Sadly then the series ends on an episode with Ashoka out in the fields, playing at being a farm worker while she hides from the Empire. The issue with this episode is that it doesn't really tell us anything new about her as a character. We already saw her being a "normie" back in the last season of The Clone Wars so this doesn't really do anything new for her. Seeing her decide to tap into the Force and pick up her lightsabers again parallels her own story we saw before. Same deal, slightly different locale.
Now, the episode does quickly show her fighting a Sith Inquisitor and, man, does she absolutely destroy him. That part is great. But as far as being a good cap to her story (at least in this season or from The Clone Wars) this episode fails. Frankly, as much as I like Ashoka (and I think the fifth episode is fantastic) I think this whole season would have been better off ditching her episodes and giving more time over to Dooku. Watching his rise and fall would have been a very cool story to get especially since it's all material we don't know about him.
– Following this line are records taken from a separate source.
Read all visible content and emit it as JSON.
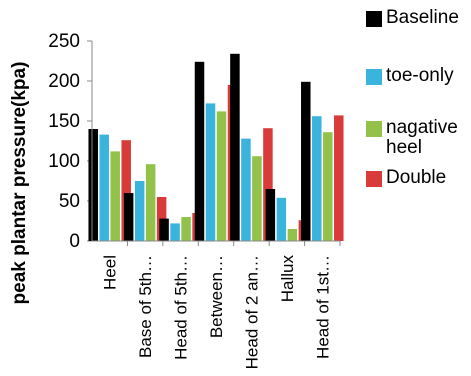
{
  "chart_data": {
    "type": "bar",
    "ylabel": "peak plantar pressure(kpa)",
    "xlabel": "",
    "ylim": [
      0,
      250
    ],
    "yticks": [
      0,
      50,
      100,
      150,
      200,
      250
    ],
    "grid": false,
    "legend_position": "right",
    "categories": [
      "Heel",
      "Base of 5th…",
      "Head of 5th…",
      "Between…",
      "Head of 2 an…",
      "Hallux",
      "Head of 1st…"
    ],
    "series": [
      {
        "name": "Baseline",
        "color": "#000000",
        "values": [
          140,
          60,
          28,
          224,
          234,
          65,
          199
        ]
      },
      {
        "name": "toe-only",
        "color": "#3ab4dc",
        "values": [
          133,
          75,
          22,
          172,
          128,
          54,
          156
        ]
      },
      {
        "name": "nagative heel",
        "color": "#92c24a",
        "values": [
          112,
          96,
          30,
          162,
          106,
          15,
          136
        ]
      },
      {
        "name": "Double",
        "color": "#d93b3b",
        "values": [
          126,
          55,
          35,
          195,
          141,
          26,
          157
        ]
      }
    ]
  }
}
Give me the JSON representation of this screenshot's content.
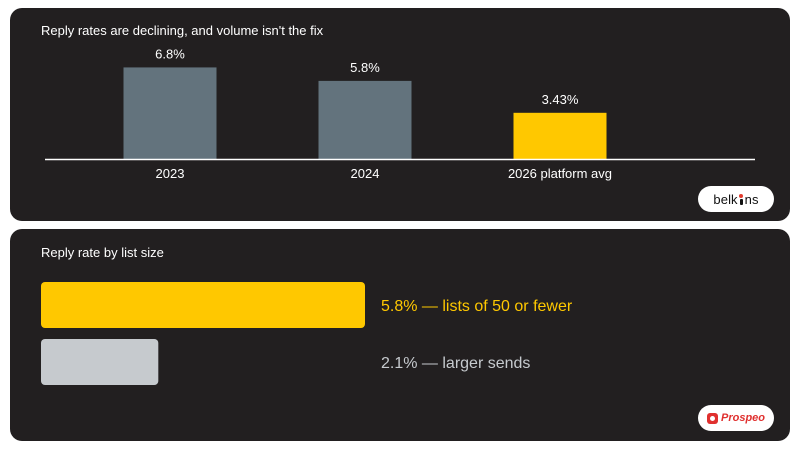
{
  "panels": [
    {
      "title": "Reply rates are declining, and volume isn't the fix",
      "brand": "belkins",
      "chart_data": {
        "type": "bar",
        "orientation": "vertical",
        "title": "Reply rates are declining, and volume isn't the fix",
        "categories": [
          "2023",
          "2024",
          "2026 platform avg"
        ],
        "values": [
          6.8,
          5.8,
          3.43
        ],
        "value_labels": [
          "6.8%",
          "5.8%",
          "3.43%"
        ],
        "colors": [
          "#63737d",
          "#63737d",
          "#ffc800"
        ],
        "unit": "%",
        "ylim": [
          0,
          7.5
        ],
        "grid": false,
        "legend": "none"
      }
    },
    {
      "title": "Reply rate by list size",
      "brand": "Prospeo",
      "chart_data": {
        "type": "bar",
        "orientation": "horizontal",
        "title": "Reply rate by list size",
        "categories": [
          "lists of 50 or fewer",
          "larger sends"
        ],
        "values": [
          5.8,
          2.1
        ],
        "value_labels": [
          "5.8% — lists of 50 or fewer",
          "2.1% — larger sends"
        ],
        "colors": [
          "#ffc800",
          "#c6cace"
        ],
        "label_colors": [
          "#ffc800",
          "#c6cace"
        ],
        "unit": "%",
        "xlim": [
          0,
          5.8
        ],
        "grid": false,
        "legend": "none"
      }
    }
  ],
  "colors": {
    "panel_bg": "#221f20",
    "axis": "#ffffff",
    "text": "#ffffff"
  }
}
We know enough about Ashoka that her stories don't really move the needle on her, but more about Dooku is absolutely required.
Due to the short length of the season (13 to 17 minute episodes, so you could do this entire season in a quick afternoon) the series doesn't overstay its welcome in any way. It's fun, and there are some great moments. I just wish the season had been giving a little more focus, and a bit more drive, to really make it interesting. It's a decent companion to The Clone Wars but it could have been so much more.